What Russia’s claim to conquer Bakhmut means for the war in Ukraine

Russia’s claim to victory in Bakhmut suggests that the brutal urban strife that marked the deadliest blow of its war in Ukraine may well be over. But what comes next is far from clear.

While Moscow heralds a “Mission Accomplished” moment, Ukraine – while insisting that Bakhmut has not completely fallen – sees an opening to seize the initiative from the suburbs once Russian forces stop pushing forward within the city limits.

Russia’s capture of Bakhmut would be a powerful symbolic success for Moscow, the first Ukrainian city it has captured since Lysychansk last summer, and a setback for Kiev, which has expended precious ammunition and sent some of its most capable troops to to thwart the devastating months-long Russian attack. raid.

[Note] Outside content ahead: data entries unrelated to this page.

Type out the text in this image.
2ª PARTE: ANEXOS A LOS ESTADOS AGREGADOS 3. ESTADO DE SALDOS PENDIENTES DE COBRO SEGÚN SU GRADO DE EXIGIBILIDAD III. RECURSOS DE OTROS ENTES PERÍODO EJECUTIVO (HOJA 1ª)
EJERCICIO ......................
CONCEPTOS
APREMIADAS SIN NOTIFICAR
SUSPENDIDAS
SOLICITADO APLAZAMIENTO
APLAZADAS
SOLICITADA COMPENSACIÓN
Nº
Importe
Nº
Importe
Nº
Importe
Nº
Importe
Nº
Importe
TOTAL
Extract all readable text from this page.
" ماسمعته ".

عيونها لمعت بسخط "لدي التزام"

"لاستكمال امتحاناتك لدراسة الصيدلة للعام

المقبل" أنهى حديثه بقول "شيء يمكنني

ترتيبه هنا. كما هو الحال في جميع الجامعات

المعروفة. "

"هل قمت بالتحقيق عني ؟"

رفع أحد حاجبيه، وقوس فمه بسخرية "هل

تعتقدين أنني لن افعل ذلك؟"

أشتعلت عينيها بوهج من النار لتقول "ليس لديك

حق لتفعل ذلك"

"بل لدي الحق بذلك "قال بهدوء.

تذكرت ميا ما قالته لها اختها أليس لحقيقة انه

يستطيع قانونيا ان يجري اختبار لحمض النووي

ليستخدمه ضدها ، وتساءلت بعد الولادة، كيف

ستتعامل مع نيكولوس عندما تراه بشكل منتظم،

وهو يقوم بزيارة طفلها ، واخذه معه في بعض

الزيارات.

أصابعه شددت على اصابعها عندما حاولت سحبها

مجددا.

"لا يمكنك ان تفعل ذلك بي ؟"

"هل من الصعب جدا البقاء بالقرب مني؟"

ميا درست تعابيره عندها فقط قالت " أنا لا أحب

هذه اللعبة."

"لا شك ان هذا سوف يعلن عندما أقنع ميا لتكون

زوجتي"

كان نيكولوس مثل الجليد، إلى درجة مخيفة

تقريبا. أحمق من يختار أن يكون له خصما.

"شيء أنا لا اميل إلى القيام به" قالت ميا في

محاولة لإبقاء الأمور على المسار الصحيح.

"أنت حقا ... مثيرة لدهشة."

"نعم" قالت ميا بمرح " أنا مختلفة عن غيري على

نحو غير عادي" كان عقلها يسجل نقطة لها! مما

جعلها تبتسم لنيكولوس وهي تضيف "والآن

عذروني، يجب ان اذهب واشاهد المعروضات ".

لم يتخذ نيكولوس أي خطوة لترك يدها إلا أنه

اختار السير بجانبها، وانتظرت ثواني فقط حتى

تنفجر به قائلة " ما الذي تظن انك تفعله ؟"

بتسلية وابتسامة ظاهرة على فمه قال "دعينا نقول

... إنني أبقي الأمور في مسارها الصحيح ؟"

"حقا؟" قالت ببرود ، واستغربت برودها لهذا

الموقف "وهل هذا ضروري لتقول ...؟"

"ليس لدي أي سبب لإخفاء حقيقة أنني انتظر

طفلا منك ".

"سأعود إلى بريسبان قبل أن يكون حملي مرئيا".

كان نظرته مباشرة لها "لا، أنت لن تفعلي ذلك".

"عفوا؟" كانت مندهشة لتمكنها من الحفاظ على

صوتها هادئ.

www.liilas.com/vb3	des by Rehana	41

But the city is in ruins, and controlling it wouldn’t necessarily help Moscow achieve its greater stated goal – capturing the entire eastern region of Donbas – now that Ukrainian forces have exhausted Russian forces and breached their defenses in some areas in the north and south of the city.

Those gains will allow Ukrainian troops to continue raining artillery on Russian troops trying to detain Bakhmut, Ukrainian officials said. And military analysts say that if Moscow continues to send reinforcements to defend the city, it could weaken Russian forces’ ability to hold back a wider counter-offensive that Ukraine says is about to begin.

a British Defense Intelligence Review said on Saturday that Moscow had “redeployed into several battalions to reinforce Bakhmut,” calling it “a remarkable commitment” to Russia’s heavily stretched forces in Ukraine.

One of the questions for Russia is the intentions of Yevgeny V. Prigozhin, head of the Wagner mercenary company in charge of the city fighting, who declared victory in Bakhmut on Saturday and said his soldiers would withdraw from the city on Thursday. Military analysts said it was unclear whether Mr Prigozhin could withdraw so abruptly along a hotly contested front line without serious consequences for the Russians in the city.

It was also unclear whether Russian reinforcements deployed towards Bakhmut would turn for Wagner forces or bolster Russia’s shaky defenses on the outskirts of the city.

In recent days, Russian troops have been fighting their way west through the city through a final neighborhood of high-rise apartment buildings, reaching an expanse of garages, farms and open fields to the west. The Ukrainian army said on Sunday it still possesses several buildings in that area.

But even as Kiev’s forces withdrew from block-by-block fighting, they moved reinforcements to the rear positions to secure roads and supply lines west of Bakhmut. And they concentrated on attacking Russian positions north and south of the city. A pitched battle on 6 May broke through Russian lines south of the village of Ivanivske, forcing Russian soldiers into a disorganized retreat.

Ukraine’s deputy defense minister Hanna Maliar said on Sunday that Ukrainian forces had recently recaptured high ground on the outskirts of the city and that advance would “really complicate the enemy’s presence in Bakhmut.”

If Ukrainian forces can continue their counterattack, it would put Russia on the defensive across almost the entire front line, stretching for hundreds of miles. Bakhmut has been one of the few places where Russia has been gaining ground for months.

Ukrainian commanders say their goal in Bakhmut all along has been to pin the Russian army in a protracted battle, kill as many of its soldiers as possible and give Ukraine time to prepare and rearm – with Western weapons – for a wider counteroffensive.

A Russian capture of Bakhmut “will actually mean nothing,” predicted Colonel Serhiy Hrabsky, a commentator on the war for the Ukrainian news media. “The Russians have exhausted their offensive capabilities, which is why they so desperately declare that they have captured Bakhmut.”

Speaking to reporters at the Group of 7 summit in Japan on Sunday, President Volodymyr Zelensky spoke of the strategic significance of the battle to exhaust the Russian military. All that remained in the devastated city, he said, were “many dead Russians.”